School boards file application claiming teachers' strikes are illegal
TORONTO -- Three Ontario school boards where high school teachers have been on strike for weeks, affecting more than 70,000 students, are asking for the job actions to be declared unlawful.
In Durham Region, where secondary teachers are into their fourth week on strike, the board said it "strongly believes" it is illegal.
"It has become increasingly apparent through the language and action of the union leaders that these three strikes are related to the larger central issues and that (Ontario Secondary School Teachers' Federation) has put (Durham) teachers on a local strike based on central issues," the board wrote in a statement.

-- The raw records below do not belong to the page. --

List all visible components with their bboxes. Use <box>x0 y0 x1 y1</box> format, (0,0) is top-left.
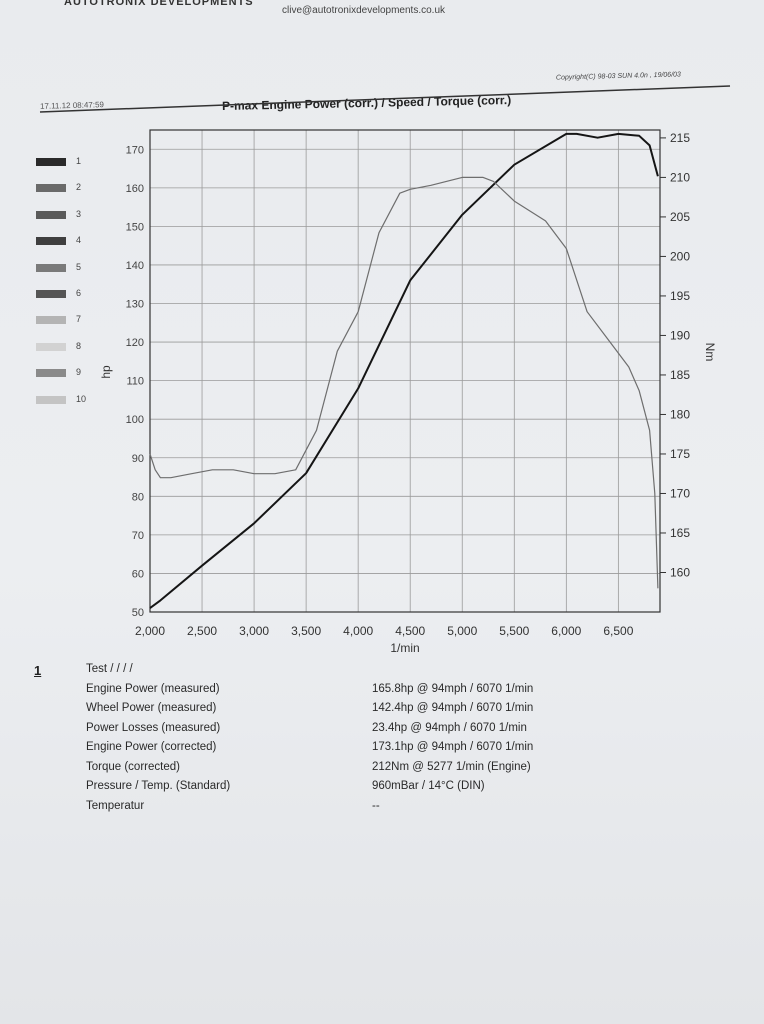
y2-tick-label: 180 <box>670 407 690 421</box>
x-tick-label: 4,000 <box>343 624 373 638</box>
result-label: Wheel Power (measured) <box>86 702 217 714</box>
y2-tick-label: 170 <box>670 486 690 500</box>
x-tick-label: 6,500 <box>603 624 633 638</box>
result-label: Engine Power (measured) <box>86 682 220 695</box>
y2-axis-label: Nm <box>703 343 717 362</box>
y-tick-label: 90 <box>132 453 144 465</box>
header-rule <box>39 85 731 113</box>
legend-number: 5 <box>76 261 82 272</box>
result-label: Pressure / Temp. (Standard) <box>86 780 231 792</box>
result-label: Engine Power (corrected) <box>86 741 217 753</box>
series-layer <box>149 132 659 609</box>
legend-swatch <box>36 158 66 166</box>
y-tick-label: 140 <box>126 260 144 272</box>
result-value: 142.4hp @ 94mph / 6070 1/min <box>372 702 534 714</box>
legend-swatch <box>36 369 66 378</box>
y2-tick-label: 215 <box>670 131 690 145</box>
result-value: 165.8hp @ 94mph / 6070 1/min <box>372 682 534 695</box>
x-tick-label: 2,500 <box>187 624 217 638</box>
legend-number: 1 <box>76 156 82 166</box>
result-value: 212Nm @ 5277 1/min (Engine) <box>372 760 531 773</box>
x-tick-label: 3,000 <box>239 624 269 638</box>
legend-swatch <box>36 263 66 272</box>
y2-tick-label: 210 <box>670 170 690 184</box>
torque-line <box>149 176 659 589</box>
y-tick-label: 100 <box>126 414 144 426</box>
x-tick-label: 2,000 <box>135 624 165 638</box>
y2-tick-label: 160 <box>670 565 690 579</box>
x-tick-label: 3,500 <box>291 624 321 638</box>
email-header: clive@autotronixdevelopments.co.uk <box>282 5 446 16</box>
y-tick-label: 150 <box>126 221 144 233</box>
y-tick-label: 160 <box>126 183 144 195</box>
legend-swatch <box>36 342 66 351</box>
result-value: 960mBar / 14°C (DIN) <box>372 780 485 792</box>
x-tick-label: 4,500 <box>395 624 425 638</box>
legend-swatch <box>36 184 66 193</box>
y2-tick-label: 205 <box>670 210 690 224</box>
legend-swatch <box>36 237 66 246</box>
legend-swatch <box>36 210 66 219</box>
legend-number: 10 <box>76 393 87 404</box>
y-tick-label: 130 <box>126 299 144 311</box>
y-tick-label: 70 <box>132 530 144 542</box>
plot-frame <box>149 129 661 613</box>
y2-tick-label: 200 <box>670 249 690 263</box>
y-tick-label: 80 <box>132 491 144 503</box>
y-tick-label: 60 <box>132 568 144 580</box>
legend-number: 9 <box>76 367 82 378</box>
legend-swatch <box>36 316 66 325</box>
result-label: Test / / / / <box>86 663 133 675</box>
chart-grid <box>149 130 660 613</box>
y2-tick-label: 175 <box>670 447 690 461</box>
y-tick-label: 110 <box>126 376 144 388</box>
legend-number: 2 <box>76 182 82 193</box>
x-tick-label: 5,000 <box>447 624 477 638</box>
x-axis-label: 1/min <box>390 641 419 655</box>
x-tick-label: 6,000 <box>551 624 581 638</box>
legend-swatch <box>36 290 66 298</box>
y2-tick-label: 195 <box>670 289 690 303</box>
company-header: AUTOTRONIX DEVELOPMENTS <box>64 0 254 8</box>
result-value: 23.4hp @ 94mph / 6070 1/min <box>372 721 527 734</box>
y-axis-label: hp <box>99 365 113 379</box>
y2-tick-label: 185 <box>670 368 690 382</box>
power-line <box>149 132 659 609</box>
legend-number: 6 <box>76 288 82 298</box>
result-label: Power Losses (measured) <box>86 721 221 734</box>
y-tick-label: 50 <box>132 607 144 619</box>
ticks-layer: 2,000 2,500 3,000 3,500 4,000 4,500 5,000 5,500… <box>126 131 691 638</box>
result-label: Temperatur <box>86 799 145 812</box>
result-value: -- <box>372 799 380 812</box>
y-tick-label: 170 <box>126 144 144 156</box>
result-label: Torque (corrected) <box>86 760 180 773</box>
y-tick-label: 120 <box>126 337 144 349</box>
legend-number: 8 <box>76 340 82 351</box>
y2-tick-label: 165 <box>670 526 690 540</box>
legend-number: 7 <box>76 314 82 325</box>
legend-swatch <box>36 395 66 404</box>
legend-number: 4 <box>76 235 82 246</box>
result-value: 173.1hp @ 94mph / 6070 1/min <box>372 741 534 753</box>
x-tick-label: 5,500 <box>499 624 529 638</box>
legend-number: 3 <box>76 208 82 219</box>
y2-tick-label: 190 <box>670 328 690 342</box>
result-index: 1 <box>34 663 42 678</box>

That is not allowed under a new bargaining system the Liberal government introduced last year. It separates local and central negotiating, with issues such as money and class sizes being discussed at the provincial table.
The Durham District School Board, east of Toronto, the Rainbow District School Board, in the Sudbury area, and the Peel District School Board, west of Toronto, are filing a joint application to the Ontario Labour Relations Board, asking it to declare the strikes unlawful.
"We've said, from the beginning, what we know is true: that provincial OSSTF is setting the agenda for local bargaining and that this local strike is part of their overall provincial strategy," Peel District School Board chair Janet McDougald said in a statement.
"We've seen secondary teachers in each of the three boards protest issues being negotiated at the central table, particularly the central matter of class size. Our teachers need to know, and our parents and students need to know, that there is nothing we can do at our local table to impact class size decisions -- nothing."
The head of the Rainbow District School Board said in a statement that there are misconceptions that the board is trying to increase class sizes, limit prep time and freeze salaries and benefits at the local table.
"Those issues are not part of the local negotiation process. They are central issues," chair Doreen Dewar wrote.
"We have maintained from the outset that our students and their families are caught in a dispute that is really between OSSTF and the province."
Central talks between OSSTF and the province are stalled.
Ontario's public elementary school teachers began a work-to-rule strike Monday. During their job action schools will remain open and extracurricular activities and field trips continue for now, but teachers won't administer standardized tests, add comments to report cards or participate in any professional development related to Ministry of Education initiatives.